Dans le droit fil du colloque organisé à la BnF, en 2013, par Laurence Le
Bras et Emmanuel Guy, dont les actes viennent de paraître aux éditions
de L'Échappée sous le titre :
Lire Debord, ces articles, issus d'une journée
d'étude organisée par François Coadou et Philippe Sabot à l'Université
de Lille, au mois de juin 2016, se proposent en effet de contribuer eux
aussi à ouvrir ce cheval de Troie, à opérer cette lecture de l'œuvre de
Debord au sens fort et toujours profane, ou critique, du mot lecture :
comme une façon de continuer à penser avec, aujourd'hui.

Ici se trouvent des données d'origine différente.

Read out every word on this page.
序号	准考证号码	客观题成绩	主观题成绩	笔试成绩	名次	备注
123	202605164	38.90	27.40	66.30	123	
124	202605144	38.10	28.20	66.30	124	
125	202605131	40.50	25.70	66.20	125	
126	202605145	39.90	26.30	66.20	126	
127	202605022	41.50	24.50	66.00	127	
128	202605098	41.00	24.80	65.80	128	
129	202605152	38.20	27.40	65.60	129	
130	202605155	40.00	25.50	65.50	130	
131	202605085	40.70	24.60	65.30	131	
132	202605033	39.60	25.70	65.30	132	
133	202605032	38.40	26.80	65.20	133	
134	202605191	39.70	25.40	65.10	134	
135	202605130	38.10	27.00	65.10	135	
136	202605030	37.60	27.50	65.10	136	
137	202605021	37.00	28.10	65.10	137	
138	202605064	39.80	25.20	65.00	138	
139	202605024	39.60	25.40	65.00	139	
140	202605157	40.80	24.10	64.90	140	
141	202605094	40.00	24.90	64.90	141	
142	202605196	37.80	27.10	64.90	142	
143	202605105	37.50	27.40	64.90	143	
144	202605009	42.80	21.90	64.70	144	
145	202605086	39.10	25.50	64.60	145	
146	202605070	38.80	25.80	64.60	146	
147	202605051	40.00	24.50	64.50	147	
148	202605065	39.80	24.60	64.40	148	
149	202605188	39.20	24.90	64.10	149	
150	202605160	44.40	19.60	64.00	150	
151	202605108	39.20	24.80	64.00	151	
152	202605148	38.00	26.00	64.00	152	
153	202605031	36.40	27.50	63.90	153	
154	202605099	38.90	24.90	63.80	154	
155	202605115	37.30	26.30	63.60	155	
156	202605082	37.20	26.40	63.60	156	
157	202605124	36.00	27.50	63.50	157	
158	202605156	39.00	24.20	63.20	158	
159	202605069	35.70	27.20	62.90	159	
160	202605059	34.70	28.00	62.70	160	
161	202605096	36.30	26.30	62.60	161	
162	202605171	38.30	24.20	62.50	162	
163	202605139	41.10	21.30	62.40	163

Un biais s'imposait évidemment pour cela : celui de la littérature
et de l'art. Non seulement parce qu'ils furent
in fine ce refuge
qu'on vient d'évoquer, mais parce qu'ils indiquent aussi et surtout une
provenance, et permettent de comprendre d'autant mieux le cœur
du projet debordien pour ce qu'il est. Dans cette perspective,
Vanessa Theodoropoulou rappelle avec à propos à quels courants dans l'art
de la première moitié du xxe siècle il convient de rattacher l'œuvre
de Debord, et quelle position il prit vis-à-vis de ce qui lui paraissait,
dans la seconde moitié du siècle, en être la trahison. Quant aux articles
de Philippe Sabot, Pierre Macherey et François Coadou, qui ouvrent
ce recueil, il reviennent tour à tour sur trois concepts ou expériences
fondamentaux dans cette tentative chez Debord d'envisager l'art et la
littérature autrement, comme mode d'existence : ceux de situation, de
dérive et de détournement. Les confrontant tantôt à des sources extérieures
(Jean-Paul Sartre ou Paul Nougé), tantôt les uns avec les autres
pour en montrer l'interdépendance, le système, ils s'attachent — au
rebours de leur devenir formules — à en examiner aussi le détail, c'està-
dire les variations, les tensions, à en interroger l'intérêt voire les éventuelles
limites. Certains textes, sans doute, insisteront plus sur ce qui
fait celles-ci à leurs yeux, que n'y insisteront d'autres. On chercherait en
vain ici une unanimité qui aurait d'ailleurs quelque chose de louche, ou
de « spectaculaire » : conformément au projet qui les réunit, on trouvera
entre ces différents textes le jeu libre des points de vue à quoi invite
l'œuvre de Debord dans sa complexité, et qui est en même temps le fruit
de cette exigence de lecture comme appropriation, ou réappropriation,
qui la prend enfin au sérieux dans l'effort qu'elle fut — et qu'elle peut
continuer d'alimenter, comme matériau — pour penser et pour vivre.